ENTRY 21: EYES!!

I LOVE eyeball monsters of course, the more "eyeball" to them the better, but "eye" is a remarkably rare creature type in Magic, with only a handful of cards to its name! Creeping Peeper is an especially adorable one though; it has the body of a hairy black spider, but the front of its swells into one huge, shiny ochre-colored ocular sphere with a little beady pupil, scurrying down a suspended bookshelf. It's a simple 2/1 that can also generate blue mana, but only for use in enchantment cards, room cards, or to turn cards face up (such as in the Manifest Dread effect).
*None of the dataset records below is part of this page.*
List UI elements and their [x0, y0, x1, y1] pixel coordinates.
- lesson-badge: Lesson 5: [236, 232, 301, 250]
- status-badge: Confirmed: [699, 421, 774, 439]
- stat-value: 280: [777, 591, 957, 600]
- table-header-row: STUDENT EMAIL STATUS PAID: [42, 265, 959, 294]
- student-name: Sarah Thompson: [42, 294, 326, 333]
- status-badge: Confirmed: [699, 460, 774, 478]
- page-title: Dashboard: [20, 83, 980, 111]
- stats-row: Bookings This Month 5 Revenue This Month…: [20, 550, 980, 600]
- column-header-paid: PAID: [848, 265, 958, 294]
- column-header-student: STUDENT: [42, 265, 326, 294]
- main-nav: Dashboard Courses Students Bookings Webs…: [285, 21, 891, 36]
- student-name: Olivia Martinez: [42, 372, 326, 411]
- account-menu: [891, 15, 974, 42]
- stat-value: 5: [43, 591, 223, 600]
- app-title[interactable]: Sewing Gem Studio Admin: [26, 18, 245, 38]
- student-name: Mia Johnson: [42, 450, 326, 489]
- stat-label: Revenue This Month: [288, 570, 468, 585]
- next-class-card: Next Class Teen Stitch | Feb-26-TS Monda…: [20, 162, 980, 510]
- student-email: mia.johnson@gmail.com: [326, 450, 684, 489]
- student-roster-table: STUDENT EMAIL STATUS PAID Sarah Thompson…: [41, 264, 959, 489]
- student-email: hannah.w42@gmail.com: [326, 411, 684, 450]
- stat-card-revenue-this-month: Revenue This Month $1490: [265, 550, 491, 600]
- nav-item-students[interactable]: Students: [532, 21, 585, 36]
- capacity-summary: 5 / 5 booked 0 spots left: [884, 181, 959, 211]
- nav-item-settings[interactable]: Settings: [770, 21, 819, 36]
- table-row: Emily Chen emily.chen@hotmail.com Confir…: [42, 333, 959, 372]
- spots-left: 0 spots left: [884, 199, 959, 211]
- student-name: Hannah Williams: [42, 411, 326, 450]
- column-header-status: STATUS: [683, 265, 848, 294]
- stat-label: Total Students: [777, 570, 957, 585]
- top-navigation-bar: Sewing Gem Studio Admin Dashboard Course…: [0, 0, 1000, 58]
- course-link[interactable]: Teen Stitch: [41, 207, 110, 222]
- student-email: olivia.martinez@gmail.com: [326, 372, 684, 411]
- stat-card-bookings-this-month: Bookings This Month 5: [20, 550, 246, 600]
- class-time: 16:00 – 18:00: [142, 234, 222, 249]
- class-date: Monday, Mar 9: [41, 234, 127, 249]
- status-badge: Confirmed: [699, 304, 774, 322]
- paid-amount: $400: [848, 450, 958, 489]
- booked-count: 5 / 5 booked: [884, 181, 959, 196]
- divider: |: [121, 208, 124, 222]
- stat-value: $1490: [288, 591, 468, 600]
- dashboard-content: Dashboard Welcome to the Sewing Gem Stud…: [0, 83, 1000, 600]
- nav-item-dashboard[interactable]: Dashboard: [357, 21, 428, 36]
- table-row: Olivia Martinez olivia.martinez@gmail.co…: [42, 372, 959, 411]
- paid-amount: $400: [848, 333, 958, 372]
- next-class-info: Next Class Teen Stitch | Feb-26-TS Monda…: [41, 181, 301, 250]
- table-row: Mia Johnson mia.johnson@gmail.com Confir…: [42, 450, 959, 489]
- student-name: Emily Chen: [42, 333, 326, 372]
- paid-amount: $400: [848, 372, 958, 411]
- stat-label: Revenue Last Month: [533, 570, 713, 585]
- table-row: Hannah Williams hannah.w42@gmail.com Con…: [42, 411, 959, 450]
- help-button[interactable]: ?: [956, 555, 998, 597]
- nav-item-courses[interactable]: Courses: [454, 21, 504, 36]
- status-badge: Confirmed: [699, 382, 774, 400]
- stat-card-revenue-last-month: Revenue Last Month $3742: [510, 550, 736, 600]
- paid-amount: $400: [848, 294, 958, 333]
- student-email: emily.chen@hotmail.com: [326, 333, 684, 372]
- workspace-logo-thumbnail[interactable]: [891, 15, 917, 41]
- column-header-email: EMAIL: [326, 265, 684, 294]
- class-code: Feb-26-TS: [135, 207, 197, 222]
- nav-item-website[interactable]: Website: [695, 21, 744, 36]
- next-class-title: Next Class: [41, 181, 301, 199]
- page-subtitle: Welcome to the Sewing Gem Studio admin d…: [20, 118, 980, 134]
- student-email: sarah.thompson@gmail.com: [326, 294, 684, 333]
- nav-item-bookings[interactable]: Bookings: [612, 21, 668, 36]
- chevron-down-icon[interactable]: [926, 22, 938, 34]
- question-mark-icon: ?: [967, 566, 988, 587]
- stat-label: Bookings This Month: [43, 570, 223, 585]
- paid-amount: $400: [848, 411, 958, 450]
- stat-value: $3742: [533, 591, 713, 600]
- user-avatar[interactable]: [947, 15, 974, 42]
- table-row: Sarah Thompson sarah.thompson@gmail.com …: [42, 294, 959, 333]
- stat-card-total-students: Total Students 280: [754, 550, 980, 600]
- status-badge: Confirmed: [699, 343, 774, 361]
Since it doesn't have a "spider" typing, we can also assume its physiology is purely superficial.

Even with only a couple of other "eyes" in the whole game though, Duskmourn decided it wasn't content with just the lovably named Peeper, and that it needed at least one more, even eyelier eye:

ABHORRENT OCULUS is a flying 5/5 monstrosity for only three mana that also automatically manifests dread every enemy turn, though you have to remove six cards in your graveyard completely from the game to play it. Its illustration by Bryan Sola is also just gorgeous, and everything us Eyeball Monster purists look for: just a raw, naked realistic human eyeball with no unnecessary flesh, in this case just possessing six long, whiplike trailing tendrils of gory red tissue, and the simple yet genius addition of over a dozen clawed fingers completely encircling the cornea. Why didn't I ever think of that?! We can see how they can even perfectly fold up neatly into said cornea, and maybe it even uses the pupil as a "mouth," pulling things inside with the little claws? Whatever its biological processes, that's an absolutely AWESOME design twist I have truly never seen before in a disembodied eye. Bryan positively knocked this out of the park!

That's not to say Igor Krstic's alternate illustration isn't really cool too, though; here we see it stalking up behind some poor fool in his reflection, seemingly not present on his side of the glass, and while this one lacks the redder tentacles or the fingers, it has its own cool aesthetic with branching tentacles of various widths and lengths, as well as a relatively huge cornea with a more ragged-looking pupil opening, a less human and more animal-like eye that, together with its overall rusty brown-tinged color scheme, also comes across as a little damaged or decayed. Maybe even like an old pickled laboratory specimen!